La CGPME passe aux choses sérieuses en 2017 et c’est plutôt une bonne nouvelle. Face à la prolifération réglementaire qui étouffe discrètement mais sûrement les chefs d’entreprise, il était temps qu’un syndicat patronal sorte de sa subordination à l’Etat distributeur de tant de médailles et de prébendes (que ne ferait-on pas pour une rosette au revers ou pour un siège au CESE?), et qu’il se consacre à sa mission: défendre l’intérêt des entreprises.
La CGPME livre combat sur la pénibilité
Le dossier choisi par la CGPME pour hausser le ton est celui de la pénibilité. On ne rappellera pas ici les incohérences patronales sur un dossier épineux, et que tout le monde savait, dès 2003, en suspens comme une épée de Damoclès. Il n’en reste pas moins que la CGPME a la bonne idée de sortir de sa posture ancienne pour contester des règles du jeu insupportables pour les employeurs qui auront à les subir.
Avec courage, donc, la CGPME porte devant le Conseil d’Etat une demande d’annulation des décrets d’application de ce système de reconnaissance de la pénibilité, prôné par la CFDT, et dont on ne dira jamais assez qu’il instaure un permis d’exposer à la pénibilité.
Le salutaire argument de l’intelligibilité de la loi
Le recours en annulation du décret que lance la CGPME devant le Conseil d’Etat réjouira le chef d’entreprise, parce qu’il met le doigt sur un argument essentiel que les entrepreneurs n’osent pas d’ordinaire mettre en avant: celui de l’inintelligibilité des textes à appliquer. Tous les entrepreneurs le savent: ils sont des délinquants potentiels dans la mesure où la masse des obligations réglementaires auxquelles ils sont soumis être trop importante pour être connue et maîtrisée par un cerveau humain, et dans un autre mesure: les textes, lorsqu’ils les connaissent, sont incompréhensibles.
On retiendra ce passage savoureux du recours de la CGPME:
Enfin! un mouvement patronal prend le temps de descendre au même niveau que le petit patron seul dans son coin, et a l’initiative d’aller en justice pour plaider l’impossibilité d’appliquer des textes obscurs, mal écrits, idéologiques, dont le seul effet est de placer l’entrepreneur dans une précarité juridique permanente. Comme le souligne très bien le recours, la rédaction des textes réglementaires, par son obscurité, donne un important pouvoir d’appréciation (arbitraire?) aux fonctionnaires chargés de contrôler leur application… et ce pouvoir d’appréciation est la porte ouverte à toutes les dérives.
On approuve!
L’argument massue de la rupture d’égalité avec l’Etat employeur
Les amateurs de combats titanesques apprécieront un autre argument utilisé (là encore: enfin!) par la CGPME, celui de la rupture d’égalité entre les entreprises privées et l’Etat employeur.

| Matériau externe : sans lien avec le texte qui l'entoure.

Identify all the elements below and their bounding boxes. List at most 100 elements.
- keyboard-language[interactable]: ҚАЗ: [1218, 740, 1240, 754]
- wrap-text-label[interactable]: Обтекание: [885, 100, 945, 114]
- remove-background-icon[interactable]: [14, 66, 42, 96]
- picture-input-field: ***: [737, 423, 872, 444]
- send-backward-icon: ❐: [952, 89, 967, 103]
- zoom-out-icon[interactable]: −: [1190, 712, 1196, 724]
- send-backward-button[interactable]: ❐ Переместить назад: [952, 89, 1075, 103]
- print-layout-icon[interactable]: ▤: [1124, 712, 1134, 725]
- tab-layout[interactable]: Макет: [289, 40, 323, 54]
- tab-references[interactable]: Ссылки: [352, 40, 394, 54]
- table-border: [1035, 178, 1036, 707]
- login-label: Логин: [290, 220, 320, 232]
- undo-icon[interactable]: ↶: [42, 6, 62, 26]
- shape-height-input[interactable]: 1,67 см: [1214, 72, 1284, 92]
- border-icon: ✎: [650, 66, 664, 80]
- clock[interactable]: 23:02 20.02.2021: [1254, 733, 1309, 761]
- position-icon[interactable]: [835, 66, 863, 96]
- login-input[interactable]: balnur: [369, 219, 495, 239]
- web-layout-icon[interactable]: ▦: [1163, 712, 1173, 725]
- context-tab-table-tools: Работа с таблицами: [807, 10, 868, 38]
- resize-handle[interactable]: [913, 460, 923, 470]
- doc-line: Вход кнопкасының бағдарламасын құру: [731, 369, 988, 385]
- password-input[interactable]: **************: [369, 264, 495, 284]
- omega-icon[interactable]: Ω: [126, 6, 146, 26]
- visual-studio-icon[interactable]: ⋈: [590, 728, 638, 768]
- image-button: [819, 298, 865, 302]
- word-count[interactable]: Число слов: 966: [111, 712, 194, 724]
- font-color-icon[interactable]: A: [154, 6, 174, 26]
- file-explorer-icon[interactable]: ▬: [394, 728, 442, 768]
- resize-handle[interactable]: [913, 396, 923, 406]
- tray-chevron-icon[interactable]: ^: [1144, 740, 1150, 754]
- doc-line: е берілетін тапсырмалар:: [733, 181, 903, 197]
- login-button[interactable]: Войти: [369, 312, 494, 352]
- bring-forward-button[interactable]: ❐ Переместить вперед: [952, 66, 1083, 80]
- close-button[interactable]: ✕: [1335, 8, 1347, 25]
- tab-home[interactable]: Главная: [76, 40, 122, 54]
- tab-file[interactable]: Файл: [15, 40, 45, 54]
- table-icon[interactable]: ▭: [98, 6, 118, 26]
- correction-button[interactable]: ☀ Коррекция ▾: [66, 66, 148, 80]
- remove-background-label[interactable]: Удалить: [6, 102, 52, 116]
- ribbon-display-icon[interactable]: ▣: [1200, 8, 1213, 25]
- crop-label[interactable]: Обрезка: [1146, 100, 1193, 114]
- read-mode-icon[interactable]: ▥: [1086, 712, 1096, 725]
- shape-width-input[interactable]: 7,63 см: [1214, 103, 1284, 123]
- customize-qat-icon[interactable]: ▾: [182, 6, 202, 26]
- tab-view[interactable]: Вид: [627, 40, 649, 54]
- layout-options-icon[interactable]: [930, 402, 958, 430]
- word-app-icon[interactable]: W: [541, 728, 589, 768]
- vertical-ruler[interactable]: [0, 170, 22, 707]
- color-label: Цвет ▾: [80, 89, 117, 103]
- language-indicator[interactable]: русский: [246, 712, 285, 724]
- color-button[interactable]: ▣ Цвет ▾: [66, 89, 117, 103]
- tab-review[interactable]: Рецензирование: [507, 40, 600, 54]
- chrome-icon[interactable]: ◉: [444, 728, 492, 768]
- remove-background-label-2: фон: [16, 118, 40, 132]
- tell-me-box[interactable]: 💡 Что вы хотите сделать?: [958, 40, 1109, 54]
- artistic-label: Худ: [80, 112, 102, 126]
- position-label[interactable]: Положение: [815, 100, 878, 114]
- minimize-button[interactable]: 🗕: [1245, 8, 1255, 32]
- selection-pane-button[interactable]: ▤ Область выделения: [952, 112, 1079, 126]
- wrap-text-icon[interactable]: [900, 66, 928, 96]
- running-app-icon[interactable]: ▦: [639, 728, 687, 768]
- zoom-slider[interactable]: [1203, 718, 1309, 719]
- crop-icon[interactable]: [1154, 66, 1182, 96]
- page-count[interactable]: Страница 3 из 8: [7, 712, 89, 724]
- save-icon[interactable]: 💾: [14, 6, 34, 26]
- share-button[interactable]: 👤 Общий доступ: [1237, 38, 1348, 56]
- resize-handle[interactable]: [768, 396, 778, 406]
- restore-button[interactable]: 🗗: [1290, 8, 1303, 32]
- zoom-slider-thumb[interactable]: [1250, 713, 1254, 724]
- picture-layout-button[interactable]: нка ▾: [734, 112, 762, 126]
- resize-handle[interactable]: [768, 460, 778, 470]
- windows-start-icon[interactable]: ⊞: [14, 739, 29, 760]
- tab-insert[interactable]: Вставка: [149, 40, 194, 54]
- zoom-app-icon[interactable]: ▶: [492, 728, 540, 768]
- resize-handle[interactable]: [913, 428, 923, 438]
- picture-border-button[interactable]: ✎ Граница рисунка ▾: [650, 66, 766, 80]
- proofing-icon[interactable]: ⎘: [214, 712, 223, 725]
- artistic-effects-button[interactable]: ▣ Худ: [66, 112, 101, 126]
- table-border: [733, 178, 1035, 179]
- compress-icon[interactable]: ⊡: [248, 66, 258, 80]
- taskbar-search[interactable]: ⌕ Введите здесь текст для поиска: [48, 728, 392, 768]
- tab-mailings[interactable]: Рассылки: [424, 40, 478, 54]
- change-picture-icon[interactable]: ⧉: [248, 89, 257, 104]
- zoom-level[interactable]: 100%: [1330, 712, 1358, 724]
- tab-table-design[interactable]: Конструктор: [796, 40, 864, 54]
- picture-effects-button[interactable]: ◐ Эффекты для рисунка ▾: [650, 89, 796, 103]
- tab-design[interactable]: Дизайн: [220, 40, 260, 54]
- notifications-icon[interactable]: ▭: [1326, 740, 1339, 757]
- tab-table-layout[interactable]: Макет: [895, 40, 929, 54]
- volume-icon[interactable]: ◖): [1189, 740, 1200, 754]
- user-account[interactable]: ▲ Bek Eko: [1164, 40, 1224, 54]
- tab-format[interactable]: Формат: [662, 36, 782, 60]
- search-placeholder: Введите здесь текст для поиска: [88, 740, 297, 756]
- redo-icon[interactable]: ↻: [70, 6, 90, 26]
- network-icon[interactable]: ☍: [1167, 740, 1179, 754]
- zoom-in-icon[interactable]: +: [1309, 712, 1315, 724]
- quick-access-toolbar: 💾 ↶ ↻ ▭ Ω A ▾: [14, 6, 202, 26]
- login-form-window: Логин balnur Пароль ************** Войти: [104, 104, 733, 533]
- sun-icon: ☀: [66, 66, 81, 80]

Rappelons en effet que le compte pénibilité, présenté comme salvateur vis-à-vis des méchants patrons qui exploitent leurs salariés, n’est pas applicable dans la fonction publique.
Il y a bien entendu deux explications à cette étrangeté.
La première explication est celle donnée par les fonctionnaires: l’Etat est un employeur exemplaire qui n’a pas besoin de protéger ses agents parce qu’il ne les expose pas à la pénibilité. On adore tous les contes de fée, et celui-là en est un démenti chaque jour par l’importante conflictualité qui existe dans les services publics. Si l’on rapportait le nombre de jours de grève à l’exploitation dont les travailleurs sont l’objet, on s’apercevrait que les patrons du privé sont des parangons de vertu, et le service public le lieux absolu de l’exploitation de l’homme par l’homme.
La deuxième explication est moins avouable: aucun fonctionnaire, si prompt à protéger les salariés du privé contre leurs employeurs, n’accepterait (et n’accepte d’ailleurs) de subir le dixième des contraintes qui pèsent sur une entreprise. Il en va ainsi de la pénibilité, mais aussi du dialogue social et des procédures collectives, de l’égalité de traitement en matière de rémunération, de sexe ou de religion, de l’impartialité des recrutements, de la lutte contre le harcèlement moral et les risques psycho-sociaux, etc.
De façon extraordinaire, les fonctionnaires, qui sont les plus grands promoteurs des “nouvelles protections” dans les entreprises, et de la sécurité sociale, s’abstiennent bien de se soumettre aux unes, et d’entrer dans l’autre.
On suivra avec intérêt la réponse du Conseil d’Etat sur tous ces points…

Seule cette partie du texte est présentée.